2012-07-17 L’Osservatore Romano
Medidas reducidísimas –dos centímetros de largo por uno de ancho– para un mensaje infinito, porque es el mensaje salvífico. No debería sorprender, porque contemplar lo grande en lo pequeño es propio de la dinámica cristiana. Con todo, la Medalla Milagrosa siempre suscita asombro. Y muy pronto movilizó masas, que precisamente le atribuyeron el título “milagrosa” por las gracias que se derramaban fruto de la devoción mariana.
Fue la noche del 18 al 19 de julio de 1830 cuando la Virgen se manifestó a Catalina Labourè en la capilla parisina de Rue du Bac y preanunció la misión que le encomendaría: acuñar una medalla según el modelo que la Señora le mostraría. En conjunto la aparición mariana se trató también de previsión materna, consuelo y anclaje de fe –casi para subrayar la modernidad de María– visto que advertía de las convulsiones que recorrerían Francia, cuyas calles y plazas se teñirían de sangre.

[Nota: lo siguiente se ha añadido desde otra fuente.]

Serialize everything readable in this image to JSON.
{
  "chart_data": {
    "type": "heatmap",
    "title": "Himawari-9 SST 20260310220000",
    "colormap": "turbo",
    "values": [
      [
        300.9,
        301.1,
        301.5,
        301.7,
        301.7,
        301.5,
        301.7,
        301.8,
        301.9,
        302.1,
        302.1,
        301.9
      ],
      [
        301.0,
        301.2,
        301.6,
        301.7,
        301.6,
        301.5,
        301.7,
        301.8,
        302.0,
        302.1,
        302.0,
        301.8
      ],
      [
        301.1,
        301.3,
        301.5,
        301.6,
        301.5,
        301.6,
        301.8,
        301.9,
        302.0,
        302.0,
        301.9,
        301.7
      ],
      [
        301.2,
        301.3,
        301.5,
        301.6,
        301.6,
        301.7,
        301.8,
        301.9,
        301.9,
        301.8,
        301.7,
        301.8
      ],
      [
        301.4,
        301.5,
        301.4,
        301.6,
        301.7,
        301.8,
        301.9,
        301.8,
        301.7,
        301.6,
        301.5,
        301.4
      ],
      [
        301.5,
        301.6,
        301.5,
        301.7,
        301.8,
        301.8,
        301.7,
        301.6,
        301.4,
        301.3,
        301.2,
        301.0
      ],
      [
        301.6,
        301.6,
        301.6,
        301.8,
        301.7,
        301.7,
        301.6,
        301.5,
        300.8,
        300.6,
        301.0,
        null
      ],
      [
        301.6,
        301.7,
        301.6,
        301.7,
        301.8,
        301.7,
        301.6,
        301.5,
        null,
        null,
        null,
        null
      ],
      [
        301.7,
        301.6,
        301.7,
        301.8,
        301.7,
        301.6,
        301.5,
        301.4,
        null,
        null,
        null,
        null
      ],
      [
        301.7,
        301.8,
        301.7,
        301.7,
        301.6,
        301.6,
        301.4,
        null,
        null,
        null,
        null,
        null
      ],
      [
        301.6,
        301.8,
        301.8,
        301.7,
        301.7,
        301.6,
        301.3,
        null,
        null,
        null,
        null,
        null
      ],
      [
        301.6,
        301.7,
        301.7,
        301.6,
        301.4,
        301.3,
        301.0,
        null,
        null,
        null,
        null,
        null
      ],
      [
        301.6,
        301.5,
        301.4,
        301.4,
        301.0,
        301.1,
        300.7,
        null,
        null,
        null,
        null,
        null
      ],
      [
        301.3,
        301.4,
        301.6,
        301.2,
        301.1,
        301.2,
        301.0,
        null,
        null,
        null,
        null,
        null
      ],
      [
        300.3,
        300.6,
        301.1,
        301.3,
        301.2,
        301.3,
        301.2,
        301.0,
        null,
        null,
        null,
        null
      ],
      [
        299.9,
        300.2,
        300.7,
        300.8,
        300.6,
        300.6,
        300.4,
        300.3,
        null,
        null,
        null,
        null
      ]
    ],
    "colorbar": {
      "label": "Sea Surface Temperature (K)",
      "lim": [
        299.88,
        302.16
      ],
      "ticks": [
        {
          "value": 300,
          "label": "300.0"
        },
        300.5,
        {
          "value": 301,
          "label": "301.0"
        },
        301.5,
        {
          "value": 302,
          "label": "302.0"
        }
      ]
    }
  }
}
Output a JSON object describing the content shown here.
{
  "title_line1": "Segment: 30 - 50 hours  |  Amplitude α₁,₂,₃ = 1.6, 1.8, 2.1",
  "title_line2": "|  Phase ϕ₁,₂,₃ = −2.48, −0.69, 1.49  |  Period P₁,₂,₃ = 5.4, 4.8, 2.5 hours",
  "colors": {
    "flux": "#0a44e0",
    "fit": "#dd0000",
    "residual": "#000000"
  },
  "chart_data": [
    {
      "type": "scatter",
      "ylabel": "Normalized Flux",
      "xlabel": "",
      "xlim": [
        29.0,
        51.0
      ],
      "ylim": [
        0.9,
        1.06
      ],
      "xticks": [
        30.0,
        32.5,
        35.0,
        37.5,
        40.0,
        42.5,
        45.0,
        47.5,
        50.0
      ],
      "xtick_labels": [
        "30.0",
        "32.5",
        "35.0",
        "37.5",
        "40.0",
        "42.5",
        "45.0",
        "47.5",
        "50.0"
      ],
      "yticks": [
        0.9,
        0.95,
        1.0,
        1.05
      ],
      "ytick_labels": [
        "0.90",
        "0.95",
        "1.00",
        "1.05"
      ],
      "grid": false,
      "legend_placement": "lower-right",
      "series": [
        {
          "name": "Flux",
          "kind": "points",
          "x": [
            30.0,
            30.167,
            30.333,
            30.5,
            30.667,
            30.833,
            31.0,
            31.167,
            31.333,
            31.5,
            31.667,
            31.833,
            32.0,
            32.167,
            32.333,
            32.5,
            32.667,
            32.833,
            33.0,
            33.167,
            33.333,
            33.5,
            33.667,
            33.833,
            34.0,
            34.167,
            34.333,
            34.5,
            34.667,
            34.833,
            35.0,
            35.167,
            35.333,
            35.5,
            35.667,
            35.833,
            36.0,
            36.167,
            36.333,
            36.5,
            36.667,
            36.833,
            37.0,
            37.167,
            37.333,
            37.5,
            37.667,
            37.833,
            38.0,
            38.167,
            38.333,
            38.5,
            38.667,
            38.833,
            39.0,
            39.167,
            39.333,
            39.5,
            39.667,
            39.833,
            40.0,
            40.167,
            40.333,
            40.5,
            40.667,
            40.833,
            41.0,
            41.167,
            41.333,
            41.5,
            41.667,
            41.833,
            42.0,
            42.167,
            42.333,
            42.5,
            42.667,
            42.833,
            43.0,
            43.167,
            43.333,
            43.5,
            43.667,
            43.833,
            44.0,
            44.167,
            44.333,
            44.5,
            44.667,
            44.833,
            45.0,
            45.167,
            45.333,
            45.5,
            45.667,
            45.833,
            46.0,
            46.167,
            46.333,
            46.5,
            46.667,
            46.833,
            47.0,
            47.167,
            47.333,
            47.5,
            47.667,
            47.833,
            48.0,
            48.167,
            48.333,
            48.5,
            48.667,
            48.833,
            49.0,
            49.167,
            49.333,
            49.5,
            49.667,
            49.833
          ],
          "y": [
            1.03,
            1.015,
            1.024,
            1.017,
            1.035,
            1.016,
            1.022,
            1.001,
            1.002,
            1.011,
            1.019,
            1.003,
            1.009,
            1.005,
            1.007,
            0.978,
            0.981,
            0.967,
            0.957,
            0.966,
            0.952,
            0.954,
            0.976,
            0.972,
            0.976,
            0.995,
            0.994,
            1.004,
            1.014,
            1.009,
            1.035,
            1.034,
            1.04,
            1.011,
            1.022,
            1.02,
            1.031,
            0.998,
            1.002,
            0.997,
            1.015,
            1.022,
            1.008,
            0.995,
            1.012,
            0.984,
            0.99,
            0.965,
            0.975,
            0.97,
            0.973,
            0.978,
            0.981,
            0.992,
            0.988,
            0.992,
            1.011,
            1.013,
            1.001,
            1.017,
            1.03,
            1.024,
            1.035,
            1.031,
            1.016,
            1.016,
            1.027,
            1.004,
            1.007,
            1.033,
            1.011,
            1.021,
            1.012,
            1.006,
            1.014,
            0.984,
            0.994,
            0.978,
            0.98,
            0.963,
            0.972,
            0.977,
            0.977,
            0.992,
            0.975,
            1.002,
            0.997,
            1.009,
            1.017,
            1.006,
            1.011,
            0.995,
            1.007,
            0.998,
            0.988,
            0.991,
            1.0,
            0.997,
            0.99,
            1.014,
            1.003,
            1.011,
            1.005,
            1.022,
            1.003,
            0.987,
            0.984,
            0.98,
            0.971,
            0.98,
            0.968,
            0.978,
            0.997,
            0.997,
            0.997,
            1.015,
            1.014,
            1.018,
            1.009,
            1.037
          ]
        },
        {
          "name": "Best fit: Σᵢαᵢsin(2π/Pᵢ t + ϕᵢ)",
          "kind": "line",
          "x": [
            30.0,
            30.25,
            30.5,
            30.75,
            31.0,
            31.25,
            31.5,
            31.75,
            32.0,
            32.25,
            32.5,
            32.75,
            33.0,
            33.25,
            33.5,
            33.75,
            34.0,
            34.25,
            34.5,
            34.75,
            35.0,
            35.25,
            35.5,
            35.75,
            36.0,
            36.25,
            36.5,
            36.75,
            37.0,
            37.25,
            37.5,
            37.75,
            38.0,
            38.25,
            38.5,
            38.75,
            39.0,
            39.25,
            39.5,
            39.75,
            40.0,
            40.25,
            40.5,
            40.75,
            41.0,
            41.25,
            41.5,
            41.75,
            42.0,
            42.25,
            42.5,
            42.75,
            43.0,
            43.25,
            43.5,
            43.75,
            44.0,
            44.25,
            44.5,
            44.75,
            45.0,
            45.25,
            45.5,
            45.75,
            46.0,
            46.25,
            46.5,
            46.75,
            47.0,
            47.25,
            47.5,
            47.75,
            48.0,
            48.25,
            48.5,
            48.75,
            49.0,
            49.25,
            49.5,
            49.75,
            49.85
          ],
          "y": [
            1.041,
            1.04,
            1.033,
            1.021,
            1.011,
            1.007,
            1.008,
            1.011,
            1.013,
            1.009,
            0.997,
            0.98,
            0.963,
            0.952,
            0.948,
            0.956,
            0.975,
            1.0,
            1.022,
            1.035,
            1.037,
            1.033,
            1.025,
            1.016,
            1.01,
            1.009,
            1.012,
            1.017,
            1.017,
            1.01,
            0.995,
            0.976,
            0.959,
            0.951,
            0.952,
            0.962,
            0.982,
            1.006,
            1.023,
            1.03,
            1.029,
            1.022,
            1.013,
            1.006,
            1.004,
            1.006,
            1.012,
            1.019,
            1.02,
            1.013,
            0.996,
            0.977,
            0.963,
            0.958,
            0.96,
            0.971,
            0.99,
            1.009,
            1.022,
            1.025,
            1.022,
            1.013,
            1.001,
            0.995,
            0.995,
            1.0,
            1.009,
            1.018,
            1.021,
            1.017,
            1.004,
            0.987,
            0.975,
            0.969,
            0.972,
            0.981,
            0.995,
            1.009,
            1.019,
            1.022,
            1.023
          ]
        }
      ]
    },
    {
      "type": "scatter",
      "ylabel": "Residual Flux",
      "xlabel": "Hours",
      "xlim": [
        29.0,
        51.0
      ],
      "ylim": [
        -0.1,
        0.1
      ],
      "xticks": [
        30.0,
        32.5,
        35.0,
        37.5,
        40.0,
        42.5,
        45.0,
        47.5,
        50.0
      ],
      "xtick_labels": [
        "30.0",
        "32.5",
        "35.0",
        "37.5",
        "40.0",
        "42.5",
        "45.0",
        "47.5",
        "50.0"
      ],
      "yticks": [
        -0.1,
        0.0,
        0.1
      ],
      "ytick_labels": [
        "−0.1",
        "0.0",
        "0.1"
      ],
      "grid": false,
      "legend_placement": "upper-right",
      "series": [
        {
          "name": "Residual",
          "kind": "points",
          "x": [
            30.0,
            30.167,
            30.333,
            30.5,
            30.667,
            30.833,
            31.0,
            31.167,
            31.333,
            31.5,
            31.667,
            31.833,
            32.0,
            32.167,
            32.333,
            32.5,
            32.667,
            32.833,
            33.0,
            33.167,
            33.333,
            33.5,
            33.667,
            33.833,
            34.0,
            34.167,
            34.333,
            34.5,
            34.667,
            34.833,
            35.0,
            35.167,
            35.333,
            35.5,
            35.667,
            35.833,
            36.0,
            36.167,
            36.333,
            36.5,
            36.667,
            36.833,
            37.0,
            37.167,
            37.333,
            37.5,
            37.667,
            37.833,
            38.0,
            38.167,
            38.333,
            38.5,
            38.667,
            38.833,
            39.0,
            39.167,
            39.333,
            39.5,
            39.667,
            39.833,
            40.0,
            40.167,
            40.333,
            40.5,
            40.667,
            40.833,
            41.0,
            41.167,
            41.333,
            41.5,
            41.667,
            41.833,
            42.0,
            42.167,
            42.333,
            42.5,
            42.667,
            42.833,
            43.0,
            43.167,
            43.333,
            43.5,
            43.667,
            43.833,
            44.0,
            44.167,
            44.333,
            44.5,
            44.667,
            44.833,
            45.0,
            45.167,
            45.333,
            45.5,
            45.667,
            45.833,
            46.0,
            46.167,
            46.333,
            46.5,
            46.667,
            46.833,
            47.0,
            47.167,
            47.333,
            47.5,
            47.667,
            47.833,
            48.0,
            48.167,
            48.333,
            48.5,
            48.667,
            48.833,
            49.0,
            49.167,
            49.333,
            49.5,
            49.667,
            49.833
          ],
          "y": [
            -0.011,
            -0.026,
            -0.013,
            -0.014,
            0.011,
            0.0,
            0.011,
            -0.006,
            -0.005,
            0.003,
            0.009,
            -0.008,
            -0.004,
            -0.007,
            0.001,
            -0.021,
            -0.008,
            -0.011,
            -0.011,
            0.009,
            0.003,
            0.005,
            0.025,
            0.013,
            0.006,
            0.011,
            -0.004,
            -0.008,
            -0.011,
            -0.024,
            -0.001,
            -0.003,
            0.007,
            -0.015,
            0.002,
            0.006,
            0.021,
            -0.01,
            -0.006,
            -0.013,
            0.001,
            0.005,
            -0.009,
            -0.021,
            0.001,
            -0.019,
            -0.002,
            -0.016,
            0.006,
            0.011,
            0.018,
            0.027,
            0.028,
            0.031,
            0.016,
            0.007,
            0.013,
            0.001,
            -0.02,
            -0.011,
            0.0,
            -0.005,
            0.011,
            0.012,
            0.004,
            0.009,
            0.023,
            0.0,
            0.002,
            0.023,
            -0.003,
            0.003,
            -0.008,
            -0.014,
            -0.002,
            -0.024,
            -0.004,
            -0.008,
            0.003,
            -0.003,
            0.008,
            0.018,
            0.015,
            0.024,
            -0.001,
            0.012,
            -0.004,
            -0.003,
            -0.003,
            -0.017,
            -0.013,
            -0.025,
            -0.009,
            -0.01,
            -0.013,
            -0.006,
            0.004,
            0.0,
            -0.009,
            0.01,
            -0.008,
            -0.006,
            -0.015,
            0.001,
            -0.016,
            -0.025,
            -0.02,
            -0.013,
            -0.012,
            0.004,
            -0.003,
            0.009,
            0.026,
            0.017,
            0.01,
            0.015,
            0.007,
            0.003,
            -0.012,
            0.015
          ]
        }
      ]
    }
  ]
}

La medalla se acuñó siguiendo fielmente cuanto dictó la Virgen a la novicia de las Hijas de la Caridad en la aparición sucesiva, el 27 de noviembre. Ejemplo de comunicación eficacísima, el conjunto iconógrafico de la pieza es completamente ajeno a la pretensión criptográfica de lo oculto y enigmático. María manifiesta; no esconde; “con suma sabiduría, situó en su medalla los signos más idóneos para decir muchas cosas en poquísimo espacio”, apunta Gino Ragozzino en La Medaglia Miracolosa. Una lettura esegetica (“La Medalla Milagrosa. Una lectura exegética”, Edizioni Messaggero Padova, 2012), un librito de setenta páginas –otra vez lo grande en lo pequeño– que recorre interpretativamente cada uno de los doce signos inspirados. Una auténtica road map debidamente documentada para que el lector, con mayor o menor preparación teológica, se adentre en el misterio de la redención con la serenidad y la expectación de quien emprende un viaje importante. Precisamente un viaje de intelecto y de fe; esto es, desde el conocimiento a la contemplación.